I am from a very flat country. And Nepal is practically the opposite of flat. Not to say I’ve never seen a mountain before, but this post will be about the magic of the Himalayas. I’m intrigued by the impressive snow peaked mountain ranges, but also just being surrounded by mountains is absolutely astonishing. Kathmandu lays in a valley and every single day I got to the top floor of our volunteer base, I thoroughly enjoyed the spectacular view with the flocks of birds catching the last sun rays of the day. It wasn’t until the last days that the sky was actually clear enough to see the Himalayas, but even without them, I think I got a little crush on mountainous landscape.
The very first time I saw them (the Himalayan peaks) was on my first volunteering day. We were driving back from site and everyone nodded off a bit until the driver woke us up and urged us to look outside. Like a Fata Morgana they had appeared, seemingly originating from the nothingness. The image was frail and distant, about to vanish again.
The second time I saw them, was the most magical one. We had gone to Nagarkot as we had an extra day off due to Nepal’s new constitution being signed. Nagarkot is a village about 1-1.5h drive from Kathmandu which offers a panoramic view on the Himalayas. IF it’s a clear day. As we were approaching the end of monsoon season, most days were still a bit cloudy, so we knew we wouldn’t get a guaranteed view on the majestic mountain range. Either way it was very nice getting out of the chaotic and loud Kathmandu for 2 days. We found a guesthouse with probably the best view (which I totally recommend, it was a Japanese guesthouse called Unkai Resort) and the lovely owner said he would pray for us to have a good view during the sunrise, which was the most likely time to be able to see them. Whichever deity he prayed to, it worked! We woke up at 4:30am to see the first signs of the majestic peaks in the distance…

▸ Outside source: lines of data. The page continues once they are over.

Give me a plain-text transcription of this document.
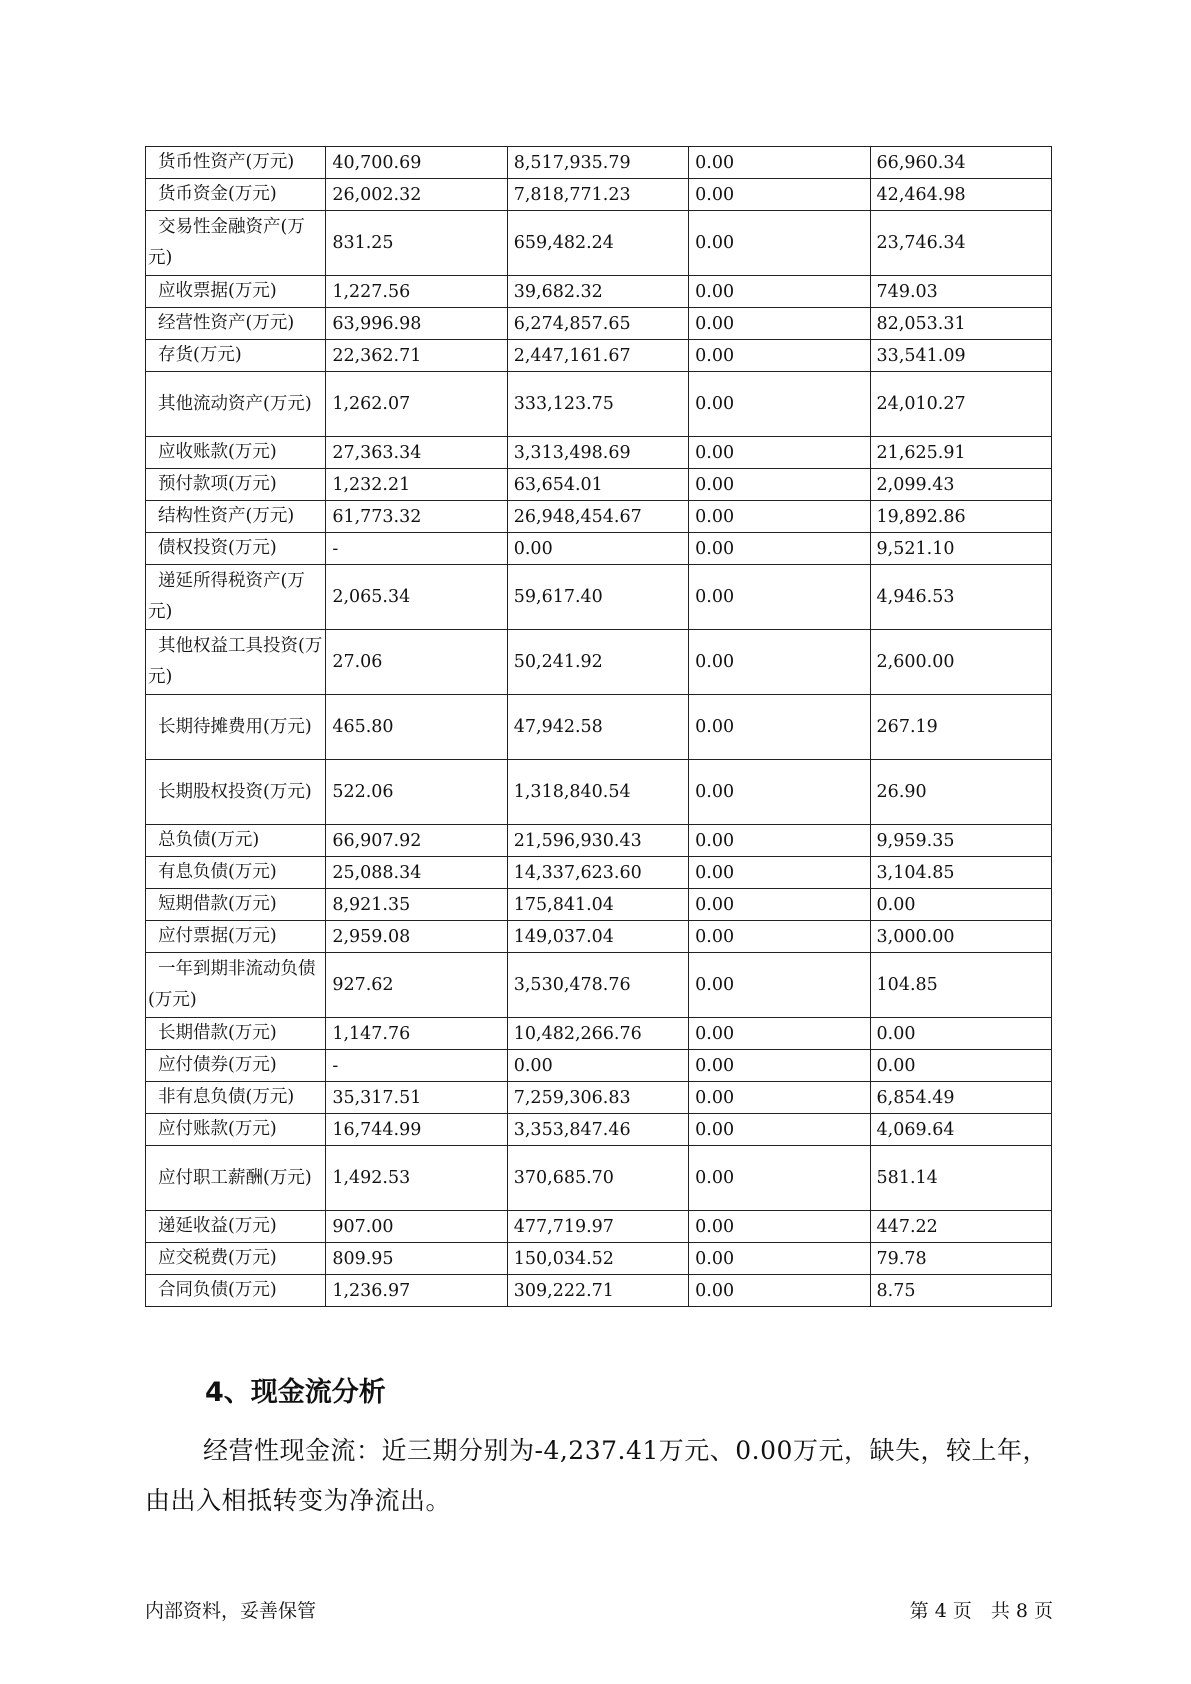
货币性资产(万元)	40,700.69	8,517,935.79	0.00	66,960.34

货币资金(万元)	26,002.32	7,818,771.23	0.00	42,464.98

交易性金融资产(万元)	831.25	659,482.24	0.00	23,746.34

应收票据(万元)	1,227.56	39,682.32	0.00	749.03

经营性资产(万元)	63,996.98	6,274,857.65	0.00	82,053.31

存货(万元)	22,362.71	2,447,161.67	0.00	33,541.09

其他流动资产(万元)	1,262.07	333,123.75	0.00	24,010.27

应收账款(万元)	27,363.34	3,313,498.69	0.00	21,625.91

预付款项(万元)	1,232.21	63,654.01	0.00	2,099.43

结构性资产(万元)	61,773.32	26,948,454.67	0.00	19,892.86

债权投资(万元)	-	0.00	0.00	9,521.10

递延所得税资产(万元)	2,065.34	59,617.40	0.00	4,946.53

其他权益工具投资(万元)	27.06	50,241.92	0.00	2,600.00

长期待摊费用(万元)	465.80	47,942.58	0.00	267.19

长期股权投资(万元)	522.06	1,318,840.54	0.00	26.90

总负债(万元)	66,907.92	21,596,930.43	0.00	9,959.35

有息负债(万元)	25,088.34	14,337,623.60	0.00	3,104.85

短期借款(万元)	8,921.35	175,841.04	0.00	0.00

应付票据(万元)	2,959.08	149,037.04	0.00	3,000.00

一年到期非流动负债(万元)	927.62	3,530,478.76	0.00	104.85

长期借款(万元)	1,147.76	10,482,266.76	0.00	0.00

应付债券(万元)	-	0.00	0.00	0.00

非有息负债(万元)	35,317.51	7,259,306.83	0.00	6,854.49

应付账款(万元)	16,744.99	3,353,847.46	0.00	4,069.64

应付职工薪酬(万元)	1,492.53	370,685.70	0.00	581.14

递延收益(万元)	907.00	477,719.97	0.00	447.22

应交税费(万元)	809.95	150,034.52	0.00	79.78

合同负债(万元)	1,236.97	309,222.71	0.00	8.75
4、现金流分析
经营性现金流：近三期分别为-4,237.41万元、0.00万元，缺失，较上年，由出入相抵转变为净流出。
内部资料，妥善保管	第 4 页　共 8 页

What made this specific experience the most magical, besides from being the proper first good view, is that it was just us there. And it was so quiet. The only sound came from the crickets and other creatures in the trees below and a monk in the distance doing his sunrise prayer with a small drum. Below in the valley, the Nepali, as the early risers they are, started their days.
With the rising of the sun, the light changed from dark blues to purples and pinks to the snow peaks catching the golden sunlight and green valleys shimmering in last night’s dew.
At some point we got some other spectators there. Afraid that would be a bus load full of Asian tourists, it only happened to be a small traveling company of 5 and a guide. Then, three of the men started singing… It was amazing and I have a video, but the internet won’t let me upload it.
Suddenly the clouds started to come in. In a matter of minutes all we could see was light grey. Valley gone, hills gone, mountains gone. The crowing of the birds of prey we saw circling through the air before could only be heard. An eerie and yet amazing atmosphere. And then, as quick as the clouds came in, they disappeared again revealing the valley and Himalayan back drop. This kept going for a while until the clouds settled down below in the valleys, creating a heavenly illusion. I was literally and figuratively speaking with my head in the clouds. I could have stayed there forever.